Takeaway
When my patient’s wife brought his guitar to the hospital, I realized it’s impossible to overestimate the impact of reuniting patients with what matters most to them. Do what you can to make this happen.
Connecting with Patients | March 2, 2023 | 2 min read
By Ben Roberts, CRNP, AGACNP-BC, ACHPN, Johns Hopkins Medicine
Everything is music. No really, I mean it. A note is a frequency; harmony, frequencies; rhythm, wildly slow frequencies. Rain, the windshield wiper, your heartbeat, sodium ions, depolarization – frequencies.
Music is everything. In the early weeks of my nursing career, I cared for a young man with liver cancer metastasized to multiple bones. When we met, he was just beginning to find his rhythm again after days of excruciating bony pain. Steroids and opioids helped him feel humanoid.
But he was cachectic, his mood was low, and his bones still ached. His wife was profoundly worried. Not perseverating, not obsessing, far from catastrophizing. Her worry wasn’t located in her mind, but in her person. She’d found herself suddenly dogpaddling in a thick tepid soup upon diving into what she thought was a green-blue glacial pool.
I asked the young man how he was feeling. His wife’s eyes welled.
“You know, I don’t feel terrible.” This is often the best we can hope for in our profession.
“Tell him about your guitar,” his wife said urgently.
It turned out this young man was an avid musician. He inherited his late grandfather’s acoustic guitar when he was a child, which led to a wholehearted passion by the time he was 14. Now in his late thirties, he played in various restaurants and clubs, solo and in groups. He played when he was alone, and he played when they had guests over.
“Not having my guitar is the most painful thing right now,” he said.
“Would it be possible for you to bring his guitar in?” I asked his wife.
“I told you!” she squealed gleefully.
I came in the next morning for my shift, and he was lounging in his bed, seducing the entire staff with his grandfather’s Martin “Dreadnaught” and an understated, cooing voice.

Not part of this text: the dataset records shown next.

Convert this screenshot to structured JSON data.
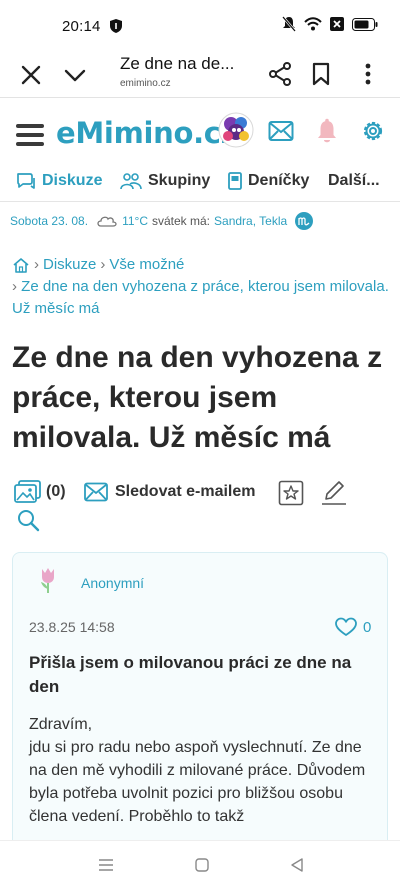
{
  "status_bar": {
    "time": "20:14"
  },
  "tab_bar": {
    "title": "Ze dne na de...",
    "url": "emimino.cz"
  },
  "header": {
    "logo": "eMimino.cz"
  },
  "nav": {
    "items": [
      "Diskuze",
      "Skupiny",
      "Deníčky",
      "Další..."
    ]
  },
  "info": {
    "date": "Sobota 23. 08.",
    "temperature": "11°C",
    "nameday_label": "svátek má:",
    "names": "Sandra, Tekla"
  },
  "breadcrumb": {
    "items": [
      "Diskuze",
      "Vše možné"
    ],
    "current": "Ze dne na den vyhozena z práce, kterou jsem milovala. Už měsíc má"
  },
  "page": {
    "title": "Ze dne na den vyhozena z práce, kterou jsem milovala. Už měsíc má"
  },
  "actions": {
    "photo_count": "(0)",
    "follow_email": "Sledovat e-mailem"
  },
  "post": {
    "author": "Anonymní",
    "date": "23.8.25 14:58",
    "likes": "0",
    "subject": "Přišla jsem o milovanou práci ze dne na den",
    "body": "Zdravím,\njdu si pro radu nebo aspoň vyslechnutí. Ze dne na den mě vyhodili z milované práce. Důvodem byla potřeba uvolnit pozici pro bližšou osobu člena vedení. Proběhlo to takž"
  },
  "colors": {
    "accent": "#2d9fbf",
    "bell": "#f2b8bf"
  }
}
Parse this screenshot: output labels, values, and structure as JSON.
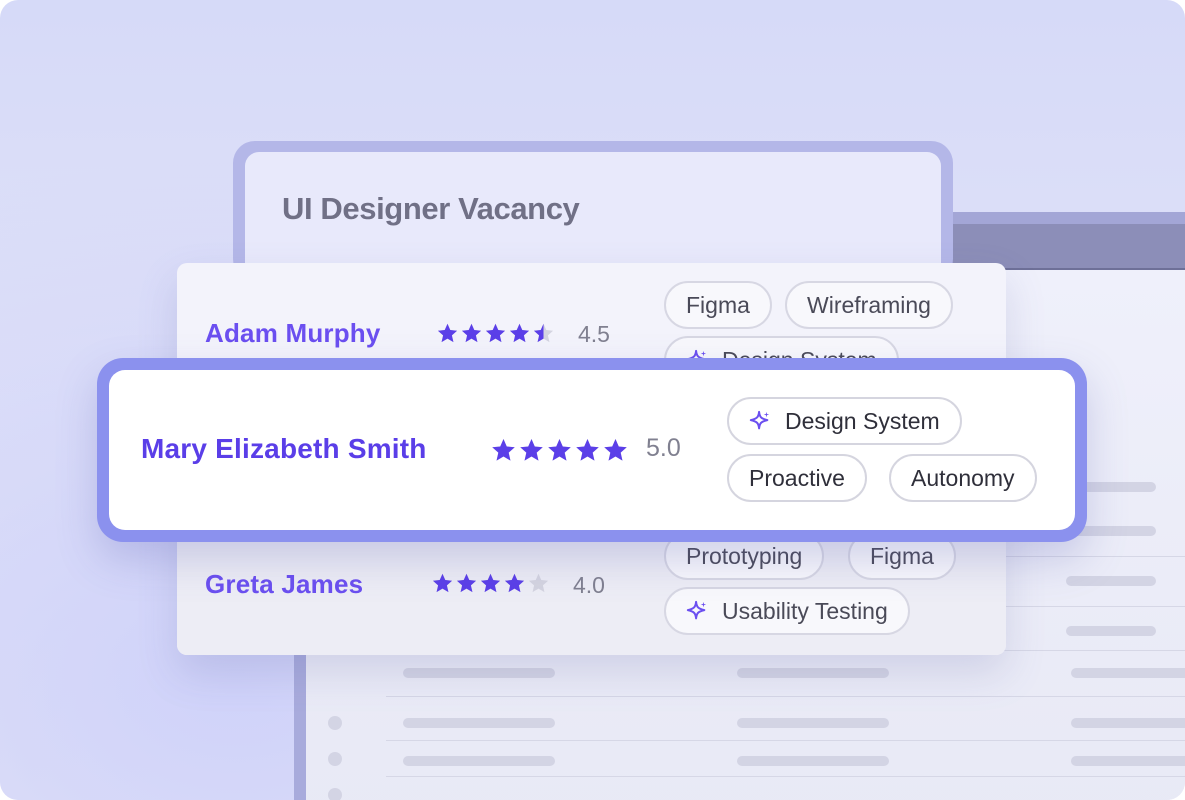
{
  "vacancy": {
    "title": "UI Designer Vacancy"
  },
  "candidates": [
    {
      "name": "Adam Murphy",
      "rating": 4.5,
      "rating_label": "4.5",
      "tags": [
        {
          "label": "Figma",
          "icon": ""
        },
        {
          "label": "Wireframing",
          "icon": ""
        },
        {
          "label": "Design System",
          "icon": "sparkle-icon"
        }
      ]
    },
    {
      "name": "Mary Elizabeth Smith",
      "rating": 5.0,
      "rating_label": "5.0",
      "highlighted": true,
      "tags": [
        {
          "label": "Design System",
          "icon": "sparkle-icon"
        },
        {
          "label": "Proactive",
          "icon": ""
        },
        {
          "label": "Autonomy",
          "icon": ""
        }
      ]
    },
    {
      "name": "Greta James",
      "rating": 4.0,
      "rating_label": "4.0",
      "tags": [
        {
          "label": "Prototyping",
          "icon": ""
        },
        {
          "label": "Figma",
          "icon": ""
        },
        {
          "label": "Usability Testing",
          "icon": "sparkle-icon"
        }
      ]
    }
  ],
  "colors": {
    "accent": "#6b4ff0",
    "star_filled": "#5b3fe8",
    "star_empty": "#d4d4e0",
    "highlight_border": "#8b91ee"
  }
}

He looked like a different person – eyes bright, posture proud, skin blushed. Wife beaming, swimming in a glacial pool.
It’s impossible to overestimate the impact of our patients reuniting with the things that matter most to them. For this young man, music was everything. But it could just as easily be a family member, a living room, or a semblance of engaging in their lifelong work. Everyone will sing a unique song, but it’s all music.
This piece expresses the views solely of the author. It does not necessarily represent the views of any organization, including Johns Hopkins Medicine.